ADB Grant Helps Build PNG’s Resilience to Climate ChangeCatch of the Week
The Asian Development Bank (ADB) is providing a $24.25 million grant to help Papua New Guinea (PNG) build its resilience and responsiveness to the impacts of climate change.
The project grant, administered by ADB from the Strategic Climate Fund, will help PNG’s Strategic Program for Climate Resilience integrate climate risk and resilience planning into development policies. It will also help PNG raise its development planning capacity, allowing the government to scale-up investments in climate resilience.
The program aims to mainstream climate resilience into development planning in vulnerable communities in 21 vulnerable islands and atolls in the provinces of Bougainville, East New Britain, Manus, Milne Bay, and Morobe.
“The target areas for support were identified through a participatory process considering risk factors in the most vulnerable sectors of infrastructure, natural resources, health, and agriculture,” said Marilou Drilon, Senior Natural Resources Economist in ADB’s Pacific Department.
The project activities include climate change and vulnerability assessments and preparing adaptation plans for vulnerable communities, piloting sustainable fishery ecosystems and food security investments in some target areas, and establishing a framework for climate-resistant infrastructure. An early warning system linked to PNG’s National Disaster Center will be improved and an important island wharf will be rehabilitated to become climate resilient.

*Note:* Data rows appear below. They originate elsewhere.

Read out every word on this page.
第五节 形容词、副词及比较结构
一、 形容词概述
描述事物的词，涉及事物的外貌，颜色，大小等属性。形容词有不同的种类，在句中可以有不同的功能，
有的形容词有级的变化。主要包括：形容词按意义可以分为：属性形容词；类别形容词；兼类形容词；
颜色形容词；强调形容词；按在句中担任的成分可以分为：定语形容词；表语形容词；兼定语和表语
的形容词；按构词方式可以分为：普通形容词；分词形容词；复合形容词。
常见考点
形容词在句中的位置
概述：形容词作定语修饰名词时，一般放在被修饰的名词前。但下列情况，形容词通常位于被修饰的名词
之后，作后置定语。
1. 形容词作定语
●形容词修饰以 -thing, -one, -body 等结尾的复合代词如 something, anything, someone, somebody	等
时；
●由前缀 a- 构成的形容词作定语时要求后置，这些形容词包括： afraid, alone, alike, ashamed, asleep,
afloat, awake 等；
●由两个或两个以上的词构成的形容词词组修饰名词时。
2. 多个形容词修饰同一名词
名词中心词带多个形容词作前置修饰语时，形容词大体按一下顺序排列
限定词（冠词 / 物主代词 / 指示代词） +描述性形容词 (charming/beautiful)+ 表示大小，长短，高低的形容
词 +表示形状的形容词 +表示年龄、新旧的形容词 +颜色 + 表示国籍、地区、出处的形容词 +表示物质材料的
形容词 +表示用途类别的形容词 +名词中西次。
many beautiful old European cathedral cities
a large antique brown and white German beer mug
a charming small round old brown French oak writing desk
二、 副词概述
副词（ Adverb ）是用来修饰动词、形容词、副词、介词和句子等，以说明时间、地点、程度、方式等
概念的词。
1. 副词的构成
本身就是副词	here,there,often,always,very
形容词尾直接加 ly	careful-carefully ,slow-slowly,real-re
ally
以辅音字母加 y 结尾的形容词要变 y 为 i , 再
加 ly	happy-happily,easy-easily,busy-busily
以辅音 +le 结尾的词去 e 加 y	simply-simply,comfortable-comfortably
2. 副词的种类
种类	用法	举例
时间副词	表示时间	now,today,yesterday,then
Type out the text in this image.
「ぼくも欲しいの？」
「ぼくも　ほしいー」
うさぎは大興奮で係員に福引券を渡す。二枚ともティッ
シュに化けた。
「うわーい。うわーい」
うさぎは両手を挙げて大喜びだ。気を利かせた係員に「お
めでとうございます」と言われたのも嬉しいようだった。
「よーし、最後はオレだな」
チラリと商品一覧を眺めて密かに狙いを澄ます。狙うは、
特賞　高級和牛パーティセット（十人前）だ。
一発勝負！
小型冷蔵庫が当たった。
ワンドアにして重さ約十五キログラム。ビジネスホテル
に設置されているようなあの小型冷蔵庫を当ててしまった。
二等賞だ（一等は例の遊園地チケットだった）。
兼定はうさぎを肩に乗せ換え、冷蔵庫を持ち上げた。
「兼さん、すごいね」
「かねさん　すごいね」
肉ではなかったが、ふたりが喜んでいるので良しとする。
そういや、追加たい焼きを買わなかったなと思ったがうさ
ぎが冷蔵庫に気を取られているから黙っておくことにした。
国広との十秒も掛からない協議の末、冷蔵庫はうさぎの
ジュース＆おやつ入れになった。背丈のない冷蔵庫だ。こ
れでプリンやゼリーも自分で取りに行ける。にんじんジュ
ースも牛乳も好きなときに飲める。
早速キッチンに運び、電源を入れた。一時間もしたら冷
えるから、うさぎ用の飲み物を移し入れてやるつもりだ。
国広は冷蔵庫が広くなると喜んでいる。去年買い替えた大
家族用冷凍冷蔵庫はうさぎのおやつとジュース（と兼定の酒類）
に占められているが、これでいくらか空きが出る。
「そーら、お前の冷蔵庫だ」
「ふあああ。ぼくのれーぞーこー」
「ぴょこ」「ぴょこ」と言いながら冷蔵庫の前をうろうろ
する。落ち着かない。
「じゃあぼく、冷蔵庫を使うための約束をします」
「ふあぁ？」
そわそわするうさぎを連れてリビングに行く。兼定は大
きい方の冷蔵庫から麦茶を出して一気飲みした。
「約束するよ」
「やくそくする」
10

The government has selected nine vulnerable islands — in Manus (Ponam, Andra and Ahus Islands), Milne Bay (Trobriand Islands: Kiriwina, Munuwata, and Kaeleuna Islands), and East New Britain (Duke of York Islands: Mioko, Utuan, and Kerawara Islands)—as suitable for demonstrating sustainable fisheries ecosystem approaches. These approaches will include (i) delineation and operation of locally managed marine areas and the development and implementation of management plans, mapping, and environmental monitoring (including fish, coral, and seaweed species) to enhance and sustain fisheries productivity; (ii) demonstrating techniques to rehabilitate protective coral reefs and degraded mangrove forests in nearby coastal areas; and (iii) demonstrating a holistic ridge-to-reef approach, which will involve stabilizing water catchment areas in island hinterlands by planting commercial tree species and carrying out other slope stabilization measures as appropriate. Pilot income-generating activities in the marine environment will also be included, such as fish farming and local processing of marine products to extend their shelf life.
PNG’s agriculture has been declining in productivity due to limited arable land, and unsustainable farming practices. Climate change-induced storm surges and coastal flooding are likely to worsen the situation, particularly in the vulnerable outer island areas where inter-island transport is a critical factor in the delivery of perishable food products to markets, and agricultural inputs for farming and fisheries. Under these conditions public health is also at risk.
The country’s ports and wharves have not previously been designed to withstand climate extremes, and upgrading such coastal infrastructure to become climate resilient is seen as necessary in view of the country’s vulnerability to climate change.
Thus, the government has identified Alotau Provincial Government Wharf for upgrading and climate proofing as a pilot activity under the project to demonstrate how engineering design of a wharf can be made more climate resilient.
Olly Norojono, Director for Transport, Energy and Natural Resources in ADB’s Pacific Department, explained that the design for the new Alotau wharf will offer replication potential in other provinces throughout PNG. “Further,” he added, “all the components of the project can provide synergies, not only within PNG but also among other countries in the Coral Triangle Initiative and the additional Pacific participating countries, Fiji and Vanuatu. All these countries share common agriculture, infrastructure, and natural resources problems that will be exacerbated by climate change.”
PNG’s economy is likely to be hardest hit by climate change among the Pacific countries. According to ADB’s Economics of Climate Change in the Pacific, report, climate change will cause severe failures in sweet potato and other agricultural crops, as well as land losses due to rising sea level, and other impacts from climate change, resulting in a loss of up to 15.2% of PNG’s GDP by 2100.
Coral reefs in PNG, as elsewhere, will be affected by climate change, with implications for recreational opportunities for tourism, coastal protection, habitat, nursery functions for commercial fisheries, and other goods and services. By 2100, some 4,500 kilometers of the PNG’s 17,000 kilometers of shoreline are expected to be inundated, affecting up to 30% of PNG’s population, particularly residents of the country’s 2,000 coastal villages that have a combined population of nearly one million. This project will help PNG minimize these impacts of climate change by showing how to improve the resilience of the country’s coastal infrastructure and natural resources.